The Brave Athlete
Calm the fxxk down
Lesley Paterson and Simon Marshall
I’m a sucker for self help books. If they can help my mind be more positive in any aspect of life then they’ve done the trick. Ironically though any good book helps my mind be more positive. Learning is a positive experience for me.
When it comes to sport I’m a team person. Solitary activities are something I don’t have the discipline for. Again that’s an irony not lost on me as I prefer my own company to the company of others many times. It’s a shyness and quietness that has grown over the years. In social gatherings I’m the one on the outside looking in, in team sports in the one shouting and encouraging the outsiders to belong.
This is a book that tries to dispel certain cliches and is written in a straight forward manner. I appreciate that style. It’s not a psychology on sandals and flowers, it’s a lot more practical than that. It’s still a self help book, your mind holds the key to performance. It’s the springboard to good output.
Throughout we get practical exercises, think back on something that went wrong. Why did it happen that way, what did you do to assist in a poor performance, what can you do to make it better. What do you have the ability to do.
I like the concept of the me tree – your roots are your self worth. Exercise yourself to believe you are a good version. The trunk of the tree is your self esteem, believe you are a competent person. The branches that spring out is the self confidence as you think of your ability in any sport. Finally the leaves or flowers are self efficacy, here is where you can set attainable targets, one bud (target) at a time.
I manage a team and before each game (when I remember) i say to the players, walk in to the pitch, shoulder back and head held high. It creates an impression if nothing else. I try to empower them, make them feel good about themselves. It is described here as “looking like the boss” and whilst I’m not sure that’s the term I’d use it is positive affirmation to see it here.

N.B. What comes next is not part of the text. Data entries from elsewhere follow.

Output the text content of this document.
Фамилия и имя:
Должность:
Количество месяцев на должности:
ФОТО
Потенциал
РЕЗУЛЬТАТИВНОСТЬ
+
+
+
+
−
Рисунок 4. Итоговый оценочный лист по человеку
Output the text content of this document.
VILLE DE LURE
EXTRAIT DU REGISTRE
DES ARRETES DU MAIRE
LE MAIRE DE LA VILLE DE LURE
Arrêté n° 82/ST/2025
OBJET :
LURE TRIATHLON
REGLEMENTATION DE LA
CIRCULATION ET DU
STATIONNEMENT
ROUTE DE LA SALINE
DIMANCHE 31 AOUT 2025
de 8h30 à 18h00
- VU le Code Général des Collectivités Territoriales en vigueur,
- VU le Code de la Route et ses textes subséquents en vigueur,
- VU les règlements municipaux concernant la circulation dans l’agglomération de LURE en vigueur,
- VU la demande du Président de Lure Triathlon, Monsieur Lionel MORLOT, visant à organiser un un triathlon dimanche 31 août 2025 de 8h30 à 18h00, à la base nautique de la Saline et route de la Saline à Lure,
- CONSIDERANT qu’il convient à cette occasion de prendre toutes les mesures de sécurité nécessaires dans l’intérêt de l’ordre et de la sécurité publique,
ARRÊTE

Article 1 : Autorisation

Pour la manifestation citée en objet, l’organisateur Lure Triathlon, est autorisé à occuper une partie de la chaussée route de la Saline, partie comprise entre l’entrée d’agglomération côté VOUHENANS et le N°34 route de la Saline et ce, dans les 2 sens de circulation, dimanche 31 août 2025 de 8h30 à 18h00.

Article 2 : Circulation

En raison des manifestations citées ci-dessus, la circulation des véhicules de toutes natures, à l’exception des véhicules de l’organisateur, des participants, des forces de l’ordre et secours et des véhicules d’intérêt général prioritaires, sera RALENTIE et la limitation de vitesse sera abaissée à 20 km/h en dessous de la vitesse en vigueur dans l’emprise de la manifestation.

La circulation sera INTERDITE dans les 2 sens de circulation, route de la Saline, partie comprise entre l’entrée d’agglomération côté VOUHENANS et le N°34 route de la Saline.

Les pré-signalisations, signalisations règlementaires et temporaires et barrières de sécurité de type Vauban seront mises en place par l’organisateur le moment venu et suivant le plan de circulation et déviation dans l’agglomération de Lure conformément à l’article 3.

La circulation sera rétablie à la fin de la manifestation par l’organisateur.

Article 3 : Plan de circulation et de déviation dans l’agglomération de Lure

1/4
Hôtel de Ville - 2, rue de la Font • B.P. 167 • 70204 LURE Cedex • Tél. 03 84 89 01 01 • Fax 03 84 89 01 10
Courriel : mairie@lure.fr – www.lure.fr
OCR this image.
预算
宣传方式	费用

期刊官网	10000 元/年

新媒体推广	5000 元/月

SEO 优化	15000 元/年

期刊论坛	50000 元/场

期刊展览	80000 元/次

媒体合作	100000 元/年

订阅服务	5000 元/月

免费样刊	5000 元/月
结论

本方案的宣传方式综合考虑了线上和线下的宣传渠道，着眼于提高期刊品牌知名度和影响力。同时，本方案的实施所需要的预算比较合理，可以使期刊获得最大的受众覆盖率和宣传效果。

Of course peoples minds are what defeats them most times, hence the need for these books. What happens when you have a bad day? We all do. We know there are food days but at times the negativity of a bad day can be hard to shake off.
How does a sportsperson prevent the bad days taking over? Verbalize it, talk and release the frustration. Ask was the bad day under your control. Beneath it all there is nearly always something positive. No matter how small. Finally, write down what you regret, read it aloud three times, fold up the paper, put it in a box, smile and sweep it all away.